In multiple videos by news outlets, people demanded China's leader Xi Jinping and the Communist Party to "step down" and also chanted, "Don't want Covid test, want freedom!" and "Don't want dictatorship, want democracy!"

Other videos showed people singing the country's national anthem and The Internationale, a standard of the socialist movement while holding banners protesting the government's stringent pandemic measures. 

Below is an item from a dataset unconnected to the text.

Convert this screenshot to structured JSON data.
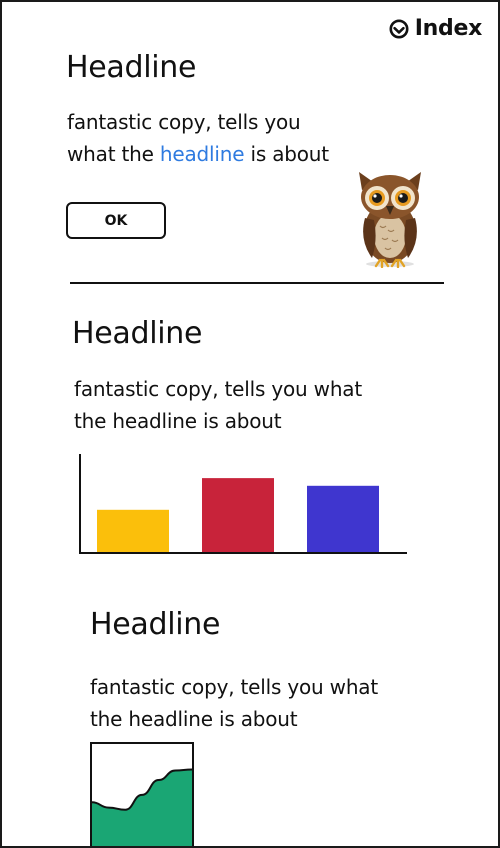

Police forces in China started to push back and divide the crowd around 3 am, sparking tense face-offs with the protesters, according to a witness. 

According to reports, several people were arrested and taken into a police vehicle next to the makeshift memorial after 4:30 am.

Witnesses saw protesters being grabbed by the officers from the crowd and taken behind the police line. 

The protests gradually dispersed before dawn said witnesses present. On Sunday afternoon, hundreds of residents in Shanghai returned to the site to protest despite facing heavy police presence and roadblocks. 

Videos on social media showed hundreds of people at an intersection shouting, "Release the people!" demanding the police free detained demonstrators.

Police adopted a more hardline approach against protesters, moving faster and more aggressively to arrest and disperse the crowds. 

A video in Urumqi Road shows chaotic scenes of police pushing, dragging, and beating protesters. 

By Sunday evening, mass demonstrations had spread to Beijing, Chengdu, Guangzhou, and Wuhan, where thousands of residents called for an end to Covid restrictions and political freedoms.

In Beijing, hundreds of young people gathered along the Liangma River for a vigil for the victims of the Xinjiang fire before it grew in size and eventually marched down the city’s Third Ring Road. 

According to reports, people chanted slogans against zero-Covid, voiced support for the detained protesters in Shanghai, and called for greater civil liberties.

“We want freedom! We want freedom!” the crowd chanted under an overpass. 

In the southwestern metropolis of Chengdu, large crowds demonstrated along the bustling riverbanks in a popular food and shopping district, with protesters mourning the Xinjiang fire victims and then voicing their opposition to the Communist government. 

Hundreds of individuals in the southern city of Guangzhou gathered in the Hazihu district, the epicenter of the city’s ongoing Covid outbreak chanting against the country's strict lockdown policies and demanding freedom.

In the eastern province of Jiangsu, dozens of students from the Communication University of China, Nanjing, gathered on Saturday evening to mourn those who died in the Xinjiang fire. 

Videos show the students holding up sheets of white paper and mobile phone flashlights.

The protests breaking out throughout university campuses across China have many recalling the student-led Tiananmen Square pro-democracy protests in 1989.